08:30 17Jun10 RTRS-US JOBLESS CLAIMS ROSE TO 472,000 JUNE 12 WEEK (CONSENSUS 450,000) FROM 460,000 PRIOR WEEK (PREVIOUS 456,000)
08:30 17Jun10 RTRS-US JOBLESS CLAIMS 4-WK AVG FELL TO 463,500 JUNE 12 WEEK FROM 464,000 PRIOR WEEK (PREVIOUS 463,000)
08:30 17Jun10 RTRS-US CONTINUED CLAIMS ROSE TO 4.571 MLN (CON. 4.460 MLN) JUNE 5 WEEK FROM 4.483 MLN PRIOR (PREV 4.462 MLN)
08:30 17Jun10 RTRS-US INSURED UNEMPLOYMENT RATE ROSE TO 3.6 PCT JUNE 5 WEEK FROM 3.5 PCT PRIOR WEEK (PREV 3.5 PCT)

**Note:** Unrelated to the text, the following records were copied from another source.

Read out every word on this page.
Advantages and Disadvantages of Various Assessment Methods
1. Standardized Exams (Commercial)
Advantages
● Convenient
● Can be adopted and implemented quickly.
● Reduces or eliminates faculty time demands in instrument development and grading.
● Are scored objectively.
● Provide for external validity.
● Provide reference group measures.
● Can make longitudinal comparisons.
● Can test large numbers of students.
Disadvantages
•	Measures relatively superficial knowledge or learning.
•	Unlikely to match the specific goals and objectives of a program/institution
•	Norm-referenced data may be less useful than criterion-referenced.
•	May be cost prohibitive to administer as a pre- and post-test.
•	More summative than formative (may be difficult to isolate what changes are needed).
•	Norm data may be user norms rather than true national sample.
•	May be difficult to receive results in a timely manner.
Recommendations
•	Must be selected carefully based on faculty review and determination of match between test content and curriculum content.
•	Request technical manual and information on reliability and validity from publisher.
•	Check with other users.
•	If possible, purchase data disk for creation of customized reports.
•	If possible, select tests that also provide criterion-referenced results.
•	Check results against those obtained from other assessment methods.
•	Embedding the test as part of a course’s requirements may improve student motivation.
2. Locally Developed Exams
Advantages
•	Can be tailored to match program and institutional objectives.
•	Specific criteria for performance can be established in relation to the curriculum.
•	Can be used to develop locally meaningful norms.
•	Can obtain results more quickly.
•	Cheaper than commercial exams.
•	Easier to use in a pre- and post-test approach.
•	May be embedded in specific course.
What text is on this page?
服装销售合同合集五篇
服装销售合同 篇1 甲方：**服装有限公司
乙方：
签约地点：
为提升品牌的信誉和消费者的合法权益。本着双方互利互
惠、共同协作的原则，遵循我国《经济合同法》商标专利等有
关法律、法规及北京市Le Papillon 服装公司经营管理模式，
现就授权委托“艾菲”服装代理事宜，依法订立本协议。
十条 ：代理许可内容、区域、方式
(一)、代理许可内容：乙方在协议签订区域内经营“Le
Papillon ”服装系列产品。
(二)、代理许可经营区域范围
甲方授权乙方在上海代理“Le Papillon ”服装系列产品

08:30 17Jun10 RTRS-US CONTINUED CLAIMS 4-WEEK AVERAGE FELL TO 4.602 MLN IN JUNE 5 WEEK, LOWEST SINCE JAN 2009
08:30 17Jun10 RTRS-TABLE-U.S. jobless claims rose in latest week

CPI was on the screws but Jobless Claims were worse than expected. Stocks traded immediatly lower and interest rates rallied when the data flashed. The S&P is now +1.75 at 1111.25. The 10yr TSY note is 5 ticks higher at 102-05, now 2bps lower in yield at 3.244%. The FN 4.0 is +0-04 at 99-27 (99.844). The FN 4.5 is +0-04 at 102-21 (102.656). The secondary market current coupon is 1.8bps lower at 4.043% and yield spreads are 1bp tighter (after the data. UNCH vs. 5pm yesterday).